Acessibilidade e seus desafios

A acessibilidade é um dos temas mais discutidos no setor da construção civil atualmente. Apesar de ser poucos se mostrarem preocupados, é dever da sociedade, em sua totalidade, atentar-se para a usabilidade dos espaços. E lembrar sempre que cadeirantes, idosos, obesos, gestantes, usuários de muletas, crianças, deficientes auditivos e visuais devem ser considerados no planejamento da edificação.

A arquitetura deve ser projetada para em total acessibilidade. Mesmo que não residam pessoas com necessidades especiais no condomínio, ele deve estar preparado para receber visitas com este perfil ou até mesmo futuros moradores. Por isso, é essencial planejar o espaço de forma que ele se torne um ambiente que proporcione acesso, segurança, e principalmente liberdade e autonomia.

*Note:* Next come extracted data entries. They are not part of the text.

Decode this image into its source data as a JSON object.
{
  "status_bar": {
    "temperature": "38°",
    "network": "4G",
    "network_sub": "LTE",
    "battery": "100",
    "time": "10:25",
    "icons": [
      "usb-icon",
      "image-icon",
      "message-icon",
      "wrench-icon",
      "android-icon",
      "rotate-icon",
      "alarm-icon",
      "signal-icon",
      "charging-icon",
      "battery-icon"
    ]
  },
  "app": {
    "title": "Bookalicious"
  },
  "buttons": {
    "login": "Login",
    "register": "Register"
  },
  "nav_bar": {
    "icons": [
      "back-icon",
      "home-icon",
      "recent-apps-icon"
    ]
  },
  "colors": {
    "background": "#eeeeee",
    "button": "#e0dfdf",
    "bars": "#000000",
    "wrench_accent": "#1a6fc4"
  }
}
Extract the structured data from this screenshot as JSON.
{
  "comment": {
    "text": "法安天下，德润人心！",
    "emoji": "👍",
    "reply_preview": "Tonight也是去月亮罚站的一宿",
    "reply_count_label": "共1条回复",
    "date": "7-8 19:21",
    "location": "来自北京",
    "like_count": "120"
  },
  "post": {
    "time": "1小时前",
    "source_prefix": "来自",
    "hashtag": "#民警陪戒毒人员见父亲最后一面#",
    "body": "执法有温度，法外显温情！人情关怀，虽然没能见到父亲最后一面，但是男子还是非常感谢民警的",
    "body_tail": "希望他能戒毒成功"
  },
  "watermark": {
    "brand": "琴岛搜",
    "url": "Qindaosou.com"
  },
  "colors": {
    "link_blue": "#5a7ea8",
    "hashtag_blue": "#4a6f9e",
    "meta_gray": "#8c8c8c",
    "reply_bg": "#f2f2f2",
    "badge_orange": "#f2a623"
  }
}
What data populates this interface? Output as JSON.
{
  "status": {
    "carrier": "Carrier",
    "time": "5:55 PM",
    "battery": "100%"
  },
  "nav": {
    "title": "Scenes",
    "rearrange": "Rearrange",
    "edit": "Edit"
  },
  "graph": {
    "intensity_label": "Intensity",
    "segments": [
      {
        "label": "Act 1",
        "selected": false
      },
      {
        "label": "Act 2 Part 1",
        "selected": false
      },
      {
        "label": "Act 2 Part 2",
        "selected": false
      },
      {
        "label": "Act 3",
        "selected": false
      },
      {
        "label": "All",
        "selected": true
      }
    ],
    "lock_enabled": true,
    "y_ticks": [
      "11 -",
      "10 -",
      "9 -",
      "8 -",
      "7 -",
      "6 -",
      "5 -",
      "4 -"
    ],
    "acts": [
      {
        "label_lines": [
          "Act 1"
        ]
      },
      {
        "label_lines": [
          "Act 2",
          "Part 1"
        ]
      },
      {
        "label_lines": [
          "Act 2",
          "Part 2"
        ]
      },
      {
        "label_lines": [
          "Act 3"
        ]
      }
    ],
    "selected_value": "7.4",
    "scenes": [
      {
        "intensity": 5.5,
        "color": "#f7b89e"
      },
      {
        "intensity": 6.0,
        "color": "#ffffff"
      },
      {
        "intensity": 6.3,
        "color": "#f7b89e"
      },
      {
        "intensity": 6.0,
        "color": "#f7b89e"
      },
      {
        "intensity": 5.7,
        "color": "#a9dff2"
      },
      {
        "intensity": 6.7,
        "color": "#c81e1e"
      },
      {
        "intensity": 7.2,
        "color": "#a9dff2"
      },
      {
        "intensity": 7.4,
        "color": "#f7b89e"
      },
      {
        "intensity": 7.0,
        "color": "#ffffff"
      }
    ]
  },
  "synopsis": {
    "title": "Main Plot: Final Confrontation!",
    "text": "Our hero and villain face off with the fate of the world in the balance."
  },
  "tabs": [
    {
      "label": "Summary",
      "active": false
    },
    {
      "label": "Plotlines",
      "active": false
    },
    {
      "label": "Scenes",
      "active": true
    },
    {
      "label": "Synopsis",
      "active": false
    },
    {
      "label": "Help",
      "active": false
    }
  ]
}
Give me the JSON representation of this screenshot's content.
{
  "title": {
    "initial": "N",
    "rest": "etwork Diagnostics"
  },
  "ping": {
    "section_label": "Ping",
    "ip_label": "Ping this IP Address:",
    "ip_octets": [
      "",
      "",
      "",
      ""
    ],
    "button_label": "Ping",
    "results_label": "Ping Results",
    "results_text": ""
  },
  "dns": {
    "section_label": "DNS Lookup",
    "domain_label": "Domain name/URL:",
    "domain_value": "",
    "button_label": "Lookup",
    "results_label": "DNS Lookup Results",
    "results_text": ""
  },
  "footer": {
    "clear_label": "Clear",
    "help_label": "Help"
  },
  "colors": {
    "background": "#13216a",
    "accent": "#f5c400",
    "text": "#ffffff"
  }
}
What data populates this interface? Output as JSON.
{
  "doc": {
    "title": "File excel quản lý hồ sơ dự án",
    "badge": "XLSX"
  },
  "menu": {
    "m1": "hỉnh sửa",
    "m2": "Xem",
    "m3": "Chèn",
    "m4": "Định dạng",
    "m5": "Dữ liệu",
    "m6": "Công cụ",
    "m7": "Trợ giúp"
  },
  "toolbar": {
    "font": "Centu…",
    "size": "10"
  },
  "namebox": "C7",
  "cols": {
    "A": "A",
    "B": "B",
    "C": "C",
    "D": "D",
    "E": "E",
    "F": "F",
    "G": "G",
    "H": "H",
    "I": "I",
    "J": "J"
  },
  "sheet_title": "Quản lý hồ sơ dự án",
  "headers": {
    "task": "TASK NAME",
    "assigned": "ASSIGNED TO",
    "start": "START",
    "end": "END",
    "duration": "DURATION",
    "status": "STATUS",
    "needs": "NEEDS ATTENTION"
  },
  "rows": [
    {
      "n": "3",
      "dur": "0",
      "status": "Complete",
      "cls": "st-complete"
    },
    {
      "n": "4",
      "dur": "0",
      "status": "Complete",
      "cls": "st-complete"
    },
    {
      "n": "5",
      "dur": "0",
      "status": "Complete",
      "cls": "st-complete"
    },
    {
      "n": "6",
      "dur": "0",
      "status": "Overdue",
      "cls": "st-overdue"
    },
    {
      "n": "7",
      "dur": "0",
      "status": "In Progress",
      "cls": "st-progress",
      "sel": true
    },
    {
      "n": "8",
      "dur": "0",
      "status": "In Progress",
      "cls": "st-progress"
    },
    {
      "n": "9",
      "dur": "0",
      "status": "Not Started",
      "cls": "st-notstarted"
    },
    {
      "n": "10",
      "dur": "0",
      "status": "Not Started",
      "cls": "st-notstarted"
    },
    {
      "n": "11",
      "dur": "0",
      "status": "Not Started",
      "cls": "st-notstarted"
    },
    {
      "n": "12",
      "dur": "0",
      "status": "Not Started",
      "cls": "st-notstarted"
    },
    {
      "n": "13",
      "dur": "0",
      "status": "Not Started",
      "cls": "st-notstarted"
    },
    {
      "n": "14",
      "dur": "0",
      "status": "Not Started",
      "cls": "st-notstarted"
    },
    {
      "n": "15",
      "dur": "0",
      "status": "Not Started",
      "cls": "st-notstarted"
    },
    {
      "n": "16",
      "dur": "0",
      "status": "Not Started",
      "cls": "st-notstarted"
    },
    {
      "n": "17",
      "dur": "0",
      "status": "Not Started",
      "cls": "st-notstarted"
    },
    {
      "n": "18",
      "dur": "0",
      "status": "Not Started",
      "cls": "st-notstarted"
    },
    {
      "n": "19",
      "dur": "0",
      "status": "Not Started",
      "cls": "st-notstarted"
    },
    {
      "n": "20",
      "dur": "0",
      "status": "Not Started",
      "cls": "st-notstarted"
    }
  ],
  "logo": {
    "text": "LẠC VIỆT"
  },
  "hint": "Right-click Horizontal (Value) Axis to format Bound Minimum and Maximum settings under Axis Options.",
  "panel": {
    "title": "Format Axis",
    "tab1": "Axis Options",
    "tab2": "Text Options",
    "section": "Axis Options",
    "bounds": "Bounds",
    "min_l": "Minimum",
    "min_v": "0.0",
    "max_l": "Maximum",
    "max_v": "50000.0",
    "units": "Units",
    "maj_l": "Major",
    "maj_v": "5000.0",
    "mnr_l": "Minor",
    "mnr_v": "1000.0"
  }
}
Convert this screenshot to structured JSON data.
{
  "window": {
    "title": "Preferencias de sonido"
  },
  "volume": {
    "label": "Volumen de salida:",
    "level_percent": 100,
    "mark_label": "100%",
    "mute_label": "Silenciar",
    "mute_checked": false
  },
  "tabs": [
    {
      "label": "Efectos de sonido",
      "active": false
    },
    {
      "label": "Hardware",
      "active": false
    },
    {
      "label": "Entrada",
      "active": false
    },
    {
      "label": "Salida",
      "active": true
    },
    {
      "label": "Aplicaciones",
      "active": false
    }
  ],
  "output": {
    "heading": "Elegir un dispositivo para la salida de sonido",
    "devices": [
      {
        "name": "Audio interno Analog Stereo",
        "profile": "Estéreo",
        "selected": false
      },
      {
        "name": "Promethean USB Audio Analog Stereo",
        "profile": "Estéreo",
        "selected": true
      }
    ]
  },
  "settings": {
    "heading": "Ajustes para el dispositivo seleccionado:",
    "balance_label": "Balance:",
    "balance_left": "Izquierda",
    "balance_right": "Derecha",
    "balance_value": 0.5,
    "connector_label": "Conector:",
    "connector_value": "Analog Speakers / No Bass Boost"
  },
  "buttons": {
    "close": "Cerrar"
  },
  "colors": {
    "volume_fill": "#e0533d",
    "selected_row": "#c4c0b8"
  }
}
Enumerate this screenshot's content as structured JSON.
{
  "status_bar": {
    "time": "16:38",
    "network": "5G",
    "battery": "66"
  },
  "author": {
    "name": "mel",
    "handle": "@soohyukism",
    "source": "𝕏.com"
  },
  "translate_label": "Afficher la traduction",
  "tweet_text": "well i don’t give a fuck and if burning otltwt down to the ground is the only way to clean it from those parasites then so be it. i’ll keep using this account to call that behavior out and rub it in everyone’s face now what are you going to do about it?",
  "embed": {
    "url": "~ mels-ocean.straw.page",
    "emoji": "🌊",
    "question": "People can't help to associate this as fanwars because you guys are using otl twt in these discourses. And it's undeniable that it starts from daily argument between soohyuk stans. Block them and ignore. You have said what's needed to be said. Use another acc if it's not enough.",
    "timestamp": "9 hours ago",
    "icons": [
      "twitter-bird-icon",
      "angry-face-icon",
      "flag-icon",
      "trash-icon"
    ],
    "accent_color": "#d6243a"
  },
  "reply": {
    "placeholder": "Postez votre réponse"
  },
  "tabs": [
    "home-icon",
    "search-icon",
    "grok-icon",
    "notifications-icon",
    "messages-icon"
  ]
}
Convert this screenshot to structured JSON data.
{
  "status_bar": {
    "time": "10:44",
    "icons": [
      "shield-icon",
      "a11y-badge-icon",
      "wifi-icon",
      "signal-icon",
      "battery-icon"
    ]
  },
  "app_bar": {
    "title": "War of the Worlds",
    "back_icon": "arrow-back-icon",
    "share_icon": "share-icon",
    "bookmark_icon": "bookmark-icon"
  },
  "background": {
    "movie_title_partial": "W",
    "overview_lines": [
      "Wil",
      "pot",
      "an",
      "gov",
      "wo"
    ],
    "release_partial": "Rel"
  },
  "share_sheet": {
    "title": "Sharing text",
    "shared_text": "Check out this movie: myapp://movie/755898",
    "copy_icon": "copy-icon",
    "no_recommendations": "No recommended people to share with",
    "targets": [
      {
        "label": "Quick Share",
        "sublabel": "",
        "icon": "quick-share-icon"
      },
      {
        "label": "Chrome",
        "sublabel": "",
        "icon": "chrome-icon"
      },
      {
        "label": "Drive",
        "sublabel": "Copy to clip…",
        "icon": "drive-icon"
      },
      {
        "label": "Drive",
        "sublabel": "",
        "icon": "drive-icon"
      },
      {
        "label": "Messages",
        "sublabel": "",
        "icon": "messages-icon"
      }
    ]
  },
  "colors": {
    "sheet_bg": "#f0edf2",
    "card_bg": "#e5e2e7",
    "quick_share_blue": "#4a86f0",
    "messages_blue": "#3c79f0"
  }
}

O projeto arquitetônico bem planejado possibilita a criação de um espaço agradável e prático para pessoas que já encontram dificuldades severas nas ruas das cidades. 

Para orientar arquitetos, engenheiros e demais profissionais da construção civil , a Norma da ABNT nº 9050/2015 mostra como promover a acessibilidade no ambiente construído e proporcionar condições de mobilidade, eliminando as barreiras arquitetônicas e urbanísticas nas cidades, nos edifícios, nos meios de transporte e de comunicação.

Esse material traz informações básicas e um apanhado de possibilidades que ajudam a garantir a acessibilidade na arquitetura e colocar em prática obras e serviços de adequação às necessidades de acesso. Porém, com a prática fomos descobrindo que, em casos especiais, até mesmo o que está descrito nas Normas pode não ser eficiente. Por isso, decidimos conhecer de perto quem realmente vive as dificuldades de locomoção e acesso para projetar construções mais bem adaptadas e assim, garantir o máximo de conforto e segurança aos moradores.

O melhor momento para elaborar ambientes adaptados é durante a concepção do empreendimento. Por isso, a arquiteta Maria Eduarda Brandão, que faz parte do time que está desenvolvendo o empreendimento D/Spot, visitou o Sr. Francisco, cadeirante e que teve a gentileza de abrir as portas do seu apartamento e mostrar as reais dificuldades de se viver em ambientes que não foram projetados com essa preocupação. Portas, tomadas, interruptores, elevadores, botoeiras, registros. Os detalhes mais simples, podem se tornar grandes dificuldades para pessoas com deficiência motora. Sr. Francisco mostrou, por exemplo, como o espaço vazio é importante para fazer o giro da cadeira ou como as alturas diferenciadas das bancadas são importantes para que possam realizar suas rotinas doméstica como lavar a louça.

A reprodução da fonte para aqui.